Q: Aren’t there any public school teachers who are aware of these things? Why don’t they teach the children?
A: Because the Teachers’ Union won’t allow them. If they did, the state schools wouldn’t give them their fair share of free cheese subsidies from the federal government.
Q: Wow, they’ve pretty much got this whole thing locked down, don’t they?
A: Pretty much.
Q: But don’t the people want to be free?
A: A pet will not wander far from its food bowl and will love whomever feeds it. A taxpayer, especially a retired taxpayer, will not wander far from his benefits and will love whoever keeps the free cheese coming.
Q: Sounds to me like the public is pretty well conditioned to believe whatever the government and the media tell them. How long has this system of mass mind control worked this way?
A: For thousands of years. Today it’s run by TV. Who knows, maybe tomorrow it may be on a chip.

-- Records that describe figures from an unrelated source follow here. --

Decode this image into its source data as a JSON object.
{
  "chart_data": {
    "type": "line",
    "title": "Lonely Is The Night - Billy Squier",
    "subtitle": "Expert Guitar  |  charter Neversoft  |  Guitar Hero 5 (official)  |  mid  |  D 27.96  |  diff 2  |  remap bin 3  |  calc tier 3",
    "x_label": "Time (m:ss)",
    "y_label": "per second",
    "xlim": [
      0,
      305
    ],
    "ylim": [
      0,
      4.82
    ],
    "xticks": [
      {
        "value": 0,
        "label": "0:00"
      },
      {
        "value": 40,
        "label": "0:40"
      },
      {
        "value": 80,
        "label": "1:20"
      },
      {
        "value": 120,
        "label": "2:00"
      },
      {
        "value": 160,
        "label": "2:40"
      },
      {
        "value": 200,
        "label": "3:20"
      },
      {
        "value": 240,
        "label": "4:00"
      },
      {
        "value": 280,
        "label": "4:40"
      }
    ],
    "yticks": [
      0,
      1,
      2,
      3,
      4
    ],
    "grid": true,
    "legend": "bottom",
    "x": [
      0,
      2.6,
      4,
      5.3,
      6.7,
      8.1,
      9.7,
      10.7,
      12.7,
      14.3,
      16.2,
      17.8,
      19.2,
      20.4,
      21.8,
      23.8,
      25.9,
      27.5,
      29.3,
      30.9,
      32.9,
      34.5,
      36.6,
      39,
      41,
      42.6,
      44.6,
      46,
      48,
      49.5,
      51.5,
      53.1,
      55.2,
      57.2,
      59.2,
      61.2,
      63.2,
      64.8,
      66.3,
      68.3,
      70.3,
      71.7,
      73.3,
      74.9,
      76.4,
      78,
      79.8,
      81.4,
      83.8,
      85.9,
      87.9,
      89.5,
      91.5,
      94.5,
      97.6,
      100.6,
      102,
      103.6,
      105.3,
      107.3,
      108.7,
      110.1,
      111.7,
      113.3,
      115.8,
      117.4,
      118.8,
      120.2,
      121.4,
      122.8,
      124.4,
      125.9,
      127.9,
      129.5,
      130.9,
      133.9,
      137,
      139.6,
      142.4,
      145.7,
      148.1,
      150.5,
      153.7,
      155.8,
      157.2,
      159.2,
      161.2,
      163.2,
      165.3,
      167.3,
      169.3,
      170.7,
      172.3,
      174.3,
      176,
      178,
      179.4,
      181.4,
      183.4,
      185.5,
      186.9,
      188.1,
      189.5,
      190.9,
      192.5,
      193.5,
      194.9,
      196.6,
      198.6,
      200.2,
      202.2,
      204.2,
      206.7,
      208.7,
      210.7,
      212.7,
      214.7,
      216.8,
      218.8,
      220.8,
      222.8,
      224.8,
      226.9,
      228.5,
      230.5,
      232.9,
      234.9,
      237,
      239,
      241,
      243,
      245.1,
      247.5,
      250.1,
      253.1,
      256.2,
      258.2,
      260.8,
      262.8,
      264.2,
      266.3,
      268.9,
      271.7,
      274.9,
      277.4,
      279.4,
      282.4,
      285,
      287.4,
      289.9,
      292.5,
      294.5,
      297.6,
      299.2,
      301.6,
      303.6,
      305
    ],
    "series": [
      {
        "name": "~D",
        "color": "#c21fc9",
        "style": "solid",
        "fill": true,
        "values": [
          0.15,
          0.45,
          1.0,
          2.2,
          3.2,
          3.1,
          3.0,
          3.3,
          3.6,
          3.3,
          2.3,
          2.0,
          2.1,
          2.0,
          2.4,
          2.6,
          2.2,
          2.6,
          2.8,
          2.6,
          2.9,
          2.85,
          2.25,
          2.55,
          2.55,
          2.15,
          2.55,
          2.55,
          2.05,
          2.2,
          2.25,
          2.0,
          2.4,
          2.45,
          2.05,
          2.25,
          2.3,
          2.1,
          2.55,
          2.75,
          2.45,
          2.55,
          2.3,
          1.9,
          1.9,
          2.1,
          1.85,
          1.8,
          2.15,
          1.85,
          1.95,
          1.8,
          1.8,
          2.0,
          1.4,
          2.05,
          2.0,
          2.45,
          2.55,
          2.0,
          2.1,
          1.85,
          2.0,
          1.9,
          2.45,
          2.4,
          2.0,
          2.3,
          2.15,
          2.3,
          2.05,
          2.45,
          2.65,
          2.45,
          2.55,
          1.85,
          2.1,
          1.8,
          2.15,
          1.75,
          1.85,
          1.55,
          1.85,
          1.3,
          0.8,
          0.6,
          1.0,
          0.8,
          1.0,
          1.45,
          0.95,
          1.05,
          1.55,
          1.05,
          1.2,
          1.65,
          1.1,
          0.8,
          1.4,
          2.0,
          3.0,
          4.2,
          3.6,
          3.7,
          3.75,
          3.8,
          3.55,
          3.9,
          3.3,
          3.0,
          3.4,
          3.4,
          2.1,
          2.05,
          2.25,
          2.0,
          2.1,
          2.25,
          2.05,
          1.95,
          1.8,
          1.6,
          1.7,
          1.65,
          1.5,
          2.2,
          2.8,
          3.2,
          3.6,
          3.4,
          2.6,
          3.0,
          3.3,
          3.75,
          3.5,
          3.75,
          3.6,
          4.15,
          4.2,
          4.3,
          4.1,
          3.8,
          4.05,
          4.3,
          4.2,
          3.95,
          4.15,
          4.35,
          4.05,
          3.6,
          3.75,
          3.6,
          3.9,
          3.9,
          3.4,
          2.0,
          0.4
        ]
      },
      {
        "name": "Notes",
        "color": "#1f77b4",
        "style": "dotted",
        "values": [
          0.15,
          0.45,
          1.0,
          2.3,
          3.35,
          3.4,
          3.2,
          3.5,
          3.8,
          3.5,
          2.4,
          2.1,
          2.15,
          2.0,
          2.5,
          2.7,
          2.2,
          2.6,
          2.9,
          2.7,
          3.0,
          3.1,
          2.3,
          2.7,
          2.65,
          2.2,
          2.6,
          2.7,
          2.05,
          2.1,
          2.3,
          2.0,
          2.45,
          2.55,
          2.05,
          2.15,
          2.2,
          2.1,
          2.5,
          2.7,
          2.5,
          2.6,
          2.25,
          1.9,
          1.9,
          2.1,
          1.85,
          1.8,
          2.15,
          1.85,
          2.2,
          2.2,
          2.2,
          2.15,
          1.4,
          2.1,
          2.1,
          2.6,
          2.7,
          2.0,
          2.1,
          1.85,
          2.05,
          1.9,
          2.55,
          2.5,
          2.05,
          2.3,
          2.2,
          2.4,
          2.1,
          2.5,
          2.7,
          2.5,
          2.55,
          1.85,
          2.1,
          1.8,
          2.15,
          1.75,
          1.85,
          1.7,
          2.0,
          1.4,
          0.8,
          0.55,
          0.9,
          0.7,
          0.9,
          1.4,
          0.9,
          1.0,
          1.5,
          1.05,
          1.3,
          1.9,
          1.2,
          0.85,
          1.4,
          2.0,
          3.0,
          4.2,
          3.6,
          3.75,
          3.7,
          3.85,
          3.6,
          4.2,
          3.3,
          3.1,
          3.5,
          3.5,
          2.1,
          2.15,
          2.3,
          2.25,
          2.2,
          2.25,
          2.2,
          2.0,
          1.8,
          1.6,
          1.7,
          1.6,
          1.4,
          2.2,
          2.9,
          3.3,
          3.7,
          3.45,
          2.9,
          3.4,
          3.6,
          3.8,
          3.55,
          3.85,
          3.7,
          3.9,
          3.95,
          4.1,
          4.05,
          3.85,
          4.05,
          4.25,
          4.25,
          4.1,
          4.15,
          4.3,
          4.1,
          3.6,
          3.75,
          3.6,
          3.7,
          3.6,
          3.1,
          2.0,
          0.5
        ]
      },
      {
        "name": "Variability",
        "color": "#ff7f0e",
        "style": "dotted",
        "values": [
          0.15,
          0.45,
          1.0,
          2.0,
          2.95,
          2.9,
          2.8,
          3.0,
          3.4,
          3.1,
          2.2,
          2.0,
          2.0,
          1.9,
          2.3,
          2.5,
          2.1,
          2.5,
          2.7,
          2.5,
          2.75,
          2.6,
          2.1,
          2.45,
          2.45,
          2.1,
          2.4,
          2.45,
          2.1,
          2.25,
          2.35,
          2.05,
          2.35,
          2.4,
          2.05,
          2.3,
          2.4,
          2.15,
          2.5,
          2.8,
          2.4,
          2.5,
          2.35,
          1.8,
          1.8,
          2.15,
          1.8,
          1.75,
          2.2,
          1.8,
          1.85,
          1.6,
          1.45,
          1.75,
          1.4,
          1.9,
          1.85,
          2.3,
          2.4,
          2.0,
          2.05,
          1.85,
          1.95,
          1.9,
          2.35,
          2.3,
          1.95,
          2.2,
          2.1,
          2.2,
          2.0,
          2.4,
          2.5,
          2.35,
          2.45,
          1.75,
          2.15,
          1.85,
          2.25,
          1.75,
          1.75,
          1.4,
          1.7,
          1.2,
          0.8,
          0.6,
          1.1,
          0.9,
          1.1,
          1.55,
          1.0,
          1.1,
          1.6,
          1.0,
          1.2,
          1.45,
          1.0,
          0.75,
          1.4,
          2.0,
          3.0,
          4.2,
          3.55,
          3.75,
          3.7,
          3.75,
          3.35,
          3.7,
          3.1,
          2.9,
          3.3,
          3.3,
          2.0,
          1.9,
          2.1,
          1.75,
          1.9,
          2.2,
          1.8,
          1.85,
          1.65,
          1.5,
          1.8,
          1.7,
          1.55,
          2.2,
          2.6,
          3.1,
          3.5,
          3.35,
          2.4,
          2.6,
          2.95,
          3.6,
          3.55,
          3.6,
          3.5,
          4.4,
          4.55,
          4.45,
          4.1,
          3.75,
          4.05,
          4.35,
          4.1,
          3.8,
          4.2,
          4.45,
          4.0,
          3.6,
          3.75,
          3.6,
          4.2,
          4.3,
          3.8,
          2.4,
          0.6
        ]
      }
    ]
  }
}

Q: Is government even necessary?
A: That’s an ongoing debate. Most governments throughout history have been little more than bands of elites in temporary possession of territory. The bankers had a hand in the writing of the U.S. Constitution to make sure that the new federal government would pay off the debts of the colonial government. They had a hand in fomenting the War of 1812, the War Between The States, World Wars I and II, and they’ve had a hand in the perpetuation of war — with occasional interruptions of peace — ever since.
Q: Can’t the people just govern themselves?
A: Apparently not. That was the great American experiment America’s founders had in mind, but it isn’t really compatible with lavish surround sound.
Q: So what can people who want to be self-governing do about all this? After all, the ant is much larger than the aphid, plus the ant has all the guns.
A: Yes, but the aphid has all the juice.